Reactions on social  topics

Let’s take three headlines of TODAY (Saturday, 12 July) to see how the three groups react to them:

1. NLB’s decision ‘guided by community norms’ (page 1):  Clearly,  here the community norms are referred to the support from Traditional and Pro-PAP not the Western co-culture. Can we considered this a ‘community norm’?

2. New Video rejects MDA’s self-regulation scheme (page 2): Here, we see the strong reaction from Western co-culture. Pro-PAP will, of course, stand with the PAP and believe MDA is doing the right thing. How will Traditional react? Side with the PAP government or believe in the right value of creativity and no self-control?

3. PM Lee applies for summary judgement in blogger case (page 4): Similar to the MDA’s case, will more Traditionalists stand away in supporting Lee or agree with his action, especially summary judgement without knowing the details?

By the definition of the PAP’s high public trust and ‘community norms’, the PAP will win the three social topics with more than 50% of the votes.  However, we don’t know the latest approving of the government and Lee.  How strong is the pro-PAP group’s support? Will the 36% support for Tony Tan for President still hold? How is the growth rate of Western co-culture as well as the possible decline of Traditional and pro-PAP groups?

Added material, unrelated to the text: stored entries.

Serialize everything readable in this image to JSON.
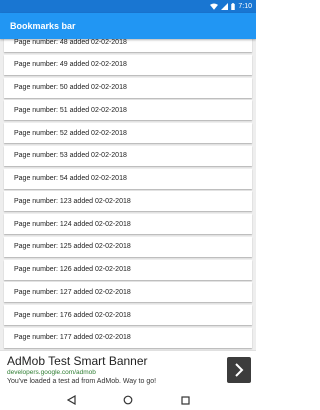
{
  "status_bar": {
    "time": "7:10"
  },
  "app_bar": {
    "title": "Bookmarks bar"
  },
  "bookmarks": [
    {
      "label": "Page number: 48 added 02-02-2018"
    },
    {
      "label": "Page number: 49 added 02-02-2018"
    },
    {
      "label": "Page number: 50 added 02-02-2018"
    },
    {
      "label": "Page number: 51 added 02-02-2018"
    },
    {
      "label": "Page number: 52 added 02-02-2018"
    },
    {
      "label": "Page number: 53 added 02-02-2018"
    },
    {
      "label": "Page number: 54 added 02-02-2018"
    },
    {
      "label": "Page number: 123 added 02-02-2018"
    },
    {
      "label": "Page number: 124 added 02-02-2018"
    },
    {
      "label": "Page number: 125 added 02-02-2018"
    },
    {
      "label": "Page number: 126 added 02-02-2018"
    },
    {
      "label": "Page number: 127 added 02-02-2018"
    },
    {
      "label": "Page number: 176 added 02-02-2018"
    },
    {
      "label": "Page number: 177 added 02-02-2018"
    }
  ],
  "ad": {
    "title": "AdMob Test Smart Banner",
    "url": "developers.google.com/admob",
    "description": "You've loaded a test ad from AdMob. Way to go!",
    "arrow_icon": "chevron-right-icon"
  },
  "nav": {
    "back_icon": "back-triangle-icon",
    "home_icon": "home-circle-icon",
    "recents_icon": "recents-square-icon"
  },
  "colors": {
    "status_bar": "#1976d2",
    "app_bar": "#2196f3",
    "list_background": "#eeeeee",
    "ad_url": "#2e7d32"
  }
}
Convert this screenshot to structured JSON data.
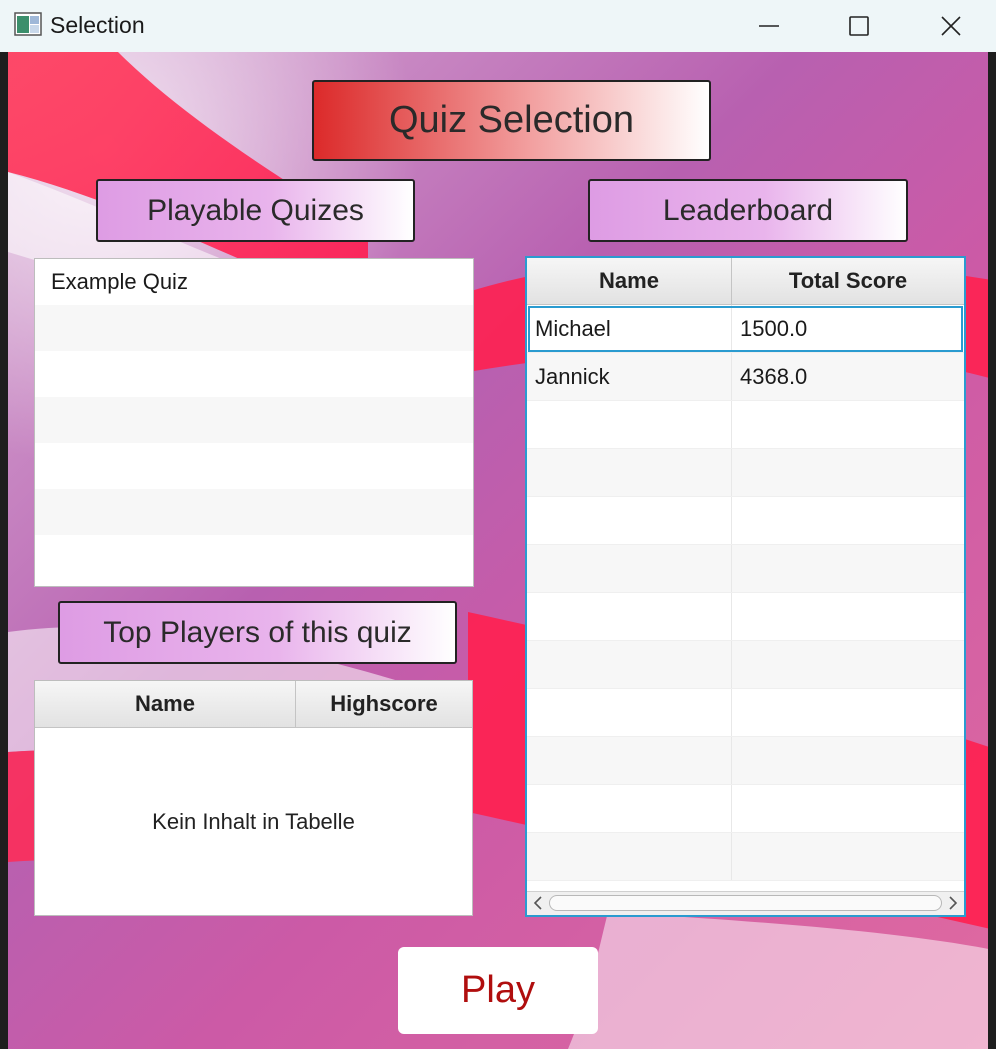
{
  "window": {
    "title": "Selection",
    "icon": "app-window-icon",
    "controls": {
      "minimize": "minimize-icon",
      "maximize": "maximize-icon",
      "close": "close-icon"
    }
  },
  "header": {
    "title": "Quiz Selection"
  },
  "playable": {
    "title": "Playable Quizes",
    "items": [
      "Example Quiz"
    ]
  },
  "top_players": {
    "title": "Top Players of this quiz",
    "columns": [
      "Name",
      "Highscore"
    ],
    "empty_text": "Kein Inhalt in Tabelle"
  },
  "leaderboard": {
    "title": "Leaderboard",
    "columns": [
      "Name",
      "Total Score"
    ],
    "rows": [
      {
        "name": "Michael",
        "score": "1500.0"
      },
      {
        "name": "Jannick",
        "score": "4368.0"
      }
    ]
  },
  "actions": {
    "play_label": "Play"
  },
  "colors": {
    "accent_red": "#dc2a2a",
    "label_pink": "#de9ce4",
    "selection_blue": "#2a9bd0",
    "play_text": "#b00e0e"
  }
}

What will happen if we add all the social, political and economic issues together and make a final vote? The picture will not be so clear but rather complicated. We cannot rule out Traditional and Western co-culture work together and vote against the pro-PAP. The Traditional may also break into two, one section like the senior citizens, Chinese educated, assets rich-cash poor, supporting the Western co-culture and the other section of wear-white supporters supporting the PAP.  The result then become not so clear cut and the quality of candidates can be a decisive factor in the end.

Iceberg - below water activities    

Since 2011, we have seen few changes in economic front but there are more political challenges, year after year. The social disorders (Little India Riot and SMRT strike etc.) and social protests in Hong Lim Park  add more uncertainties to Singapore society.  All these will affect the interrelationship of the three groups.  The result of PE2011 may not be a correct indicator anymore. One group may have more members and another group sees declining membership.

So, the iceberg of 2011 we saw will be quite different from the coming general election. The undercurrent changes and below water activities cannot base on the assumption of PAP’s public trust and SG Conversation.  Certainly, the ‘PAP to mark its 60th year with series of events’ (page 15) is just an iceberg in the surface.  It will never give Singaporeans a full and clear picture of the current situation.      

Even the iceberg’s shape may change. It can reform. It may melt down. It may break into smaller icebergs.

The vote outcome in a divided Singapore may surprise ourselves, Singaporeans.  With climate change, we cannot predict the movement and shape of Singapore iceberg like before.